We have encountered holes that have been isolated by an ice lid from the atmosphere for a decade. For such holes we believe that gases and some nutrients important to the biochemical reactions are scavenged from the melting ice. Other nutrients may be obtained from the dissolution of both inorganic and organic debris in the hole. Photosynthesis, which only occurs during summer, utilizes both new and recycled nutrients and drives the pH, O2-saturation and pCO2 towards values of 11, 160% and 10-7 atms, respectively. This chemistry better resembles that of African soda lakes than glacial melt waters. We speculate that photosynthesis may be limited by this combination of extreme values.

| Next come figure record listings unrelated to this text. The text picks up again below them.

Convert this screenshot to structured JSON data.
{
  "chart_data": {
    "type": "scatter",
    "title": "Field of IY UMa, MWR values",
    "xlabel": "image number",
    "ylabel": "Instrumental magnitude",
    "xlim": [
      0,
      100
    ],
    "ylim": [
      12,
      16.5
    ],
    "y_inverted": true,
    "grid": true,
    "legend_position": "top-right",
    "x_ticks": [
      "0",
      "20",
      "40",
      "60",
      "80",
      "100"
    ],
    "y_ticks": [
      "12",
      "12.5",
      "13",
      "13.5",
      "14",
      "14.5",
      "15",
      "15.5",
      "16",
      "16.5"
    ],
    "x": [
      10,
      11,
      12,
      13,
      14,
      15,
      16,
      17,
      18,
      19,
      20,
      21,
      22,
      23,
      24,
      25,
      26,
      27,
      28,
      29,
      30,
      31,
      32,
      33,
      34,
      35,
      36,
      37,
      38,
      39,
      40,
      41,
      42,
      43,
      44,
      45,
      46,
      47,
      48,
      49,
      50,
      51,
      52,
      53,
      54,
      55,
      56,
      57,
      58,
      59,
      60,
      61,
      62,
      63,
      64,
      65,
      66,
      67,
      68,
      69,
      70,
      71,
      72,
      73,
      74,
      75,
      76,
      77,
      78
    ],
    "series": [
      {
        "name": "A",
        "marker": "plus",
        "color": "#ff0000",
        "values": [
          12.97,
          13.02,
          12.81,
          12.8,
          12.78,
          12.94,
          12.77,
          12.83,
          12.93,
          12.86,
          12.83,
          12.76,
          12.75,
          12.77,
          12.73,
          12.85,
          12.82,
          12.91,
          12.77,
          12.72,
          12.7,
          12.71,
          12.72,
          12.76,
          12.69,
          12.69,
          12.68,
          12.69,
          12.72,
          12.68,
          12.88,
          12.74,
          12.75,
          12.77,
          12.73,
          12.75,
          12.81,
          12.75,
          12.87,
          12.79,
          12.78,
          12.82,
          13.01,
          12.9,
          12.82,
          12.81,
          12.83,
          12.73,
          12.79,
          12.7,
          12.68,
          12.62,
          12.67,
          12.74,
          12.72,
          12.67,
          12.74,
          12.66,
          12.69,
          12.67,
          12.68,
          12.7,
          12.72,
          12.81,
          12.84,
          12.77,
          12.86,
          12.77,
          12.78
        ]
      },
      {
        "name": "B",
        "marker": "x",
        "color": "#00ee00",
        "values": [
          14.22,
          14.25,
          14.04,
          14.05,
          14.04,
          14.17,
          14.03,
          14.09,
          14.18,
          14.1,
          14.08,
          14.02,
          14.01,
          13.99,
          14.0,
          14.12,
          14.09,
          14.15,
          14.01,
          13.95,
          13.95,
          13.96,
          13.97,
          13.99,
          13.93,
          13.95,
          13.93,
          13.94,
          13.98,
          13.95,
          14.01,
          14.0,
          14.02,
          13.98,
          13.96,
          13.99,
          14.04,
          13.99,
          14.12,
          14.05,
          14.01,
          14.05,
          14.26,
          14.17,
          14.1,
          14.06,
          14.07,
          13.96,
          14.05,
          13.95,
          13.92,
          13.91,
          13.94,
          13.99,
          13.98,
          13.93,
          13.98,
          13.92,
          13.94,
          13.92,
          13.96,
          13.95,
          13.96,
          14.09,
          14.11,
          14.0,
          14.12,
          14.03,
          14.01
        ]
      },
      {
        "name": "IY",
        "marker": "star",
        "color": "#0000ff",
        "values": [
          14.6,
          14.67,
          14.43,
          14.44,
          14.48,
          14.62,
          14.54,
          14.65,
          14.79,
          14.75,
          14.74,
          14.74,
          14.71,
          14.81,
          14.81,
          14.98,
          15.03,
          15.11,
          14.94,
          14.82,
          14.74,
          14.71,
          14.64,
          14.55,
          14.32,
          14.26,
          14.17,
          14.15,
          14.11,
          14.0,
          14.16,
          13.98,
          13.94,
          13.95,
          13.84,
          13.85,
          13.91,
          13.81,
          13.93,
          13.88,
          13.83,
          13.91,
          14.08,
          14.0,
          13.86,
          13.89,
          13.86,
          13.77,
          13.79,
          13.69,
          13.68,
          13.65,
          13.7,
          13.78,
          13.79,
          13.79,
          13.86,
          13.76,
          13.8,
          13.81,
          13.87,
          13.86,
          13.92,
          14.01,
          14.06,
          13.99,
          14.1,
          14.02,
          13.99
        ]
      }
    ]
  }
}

Cryoconite holes contribute to the functioning of the polar desert ecosystem by playing an important role in recycling nutrients, biota, and sediments in a system seemingly lacking linkages between ecosystem components. The formation of the cryoconite holes, partly through biologic activity, may initiate conditions for melt that are critical to the entire polar desert ecosystem in the dry valley. This work has significant ramifications across multiple scales. We are exploring icy extremes that support antarctic life, as well as contributing to the understanding of the global-glaciation theory of our planet. Cryoconite holes provide a modern day analog of a possible refuge for microbial life during Snowball Earth. In addition, our study sets the stage for future searches for life on other ice-bound planets and moons such as Mars and Europa.
Relevant Literature
Gribbon, P. W. 1979. Cryoconite holes on Sermikaysak, West Greenland. Journal of Glaciology, 22, 177-181.
Mueller, D. R., W. F. Vincent, W. H. Pollard and C. H. Fritsen. 2001. Glacial cryoconite ecosystems: a bipolar comparison of algal communities and habitats. Nova Hedwigia, 123, 171-195.
Wharton, R. A., Jr., C. P. McKay, G. M. Simmons, Jr. and B. C. Parker. 1985. Cryoconite holes on glaciers. Bioscience, 35, 499-503.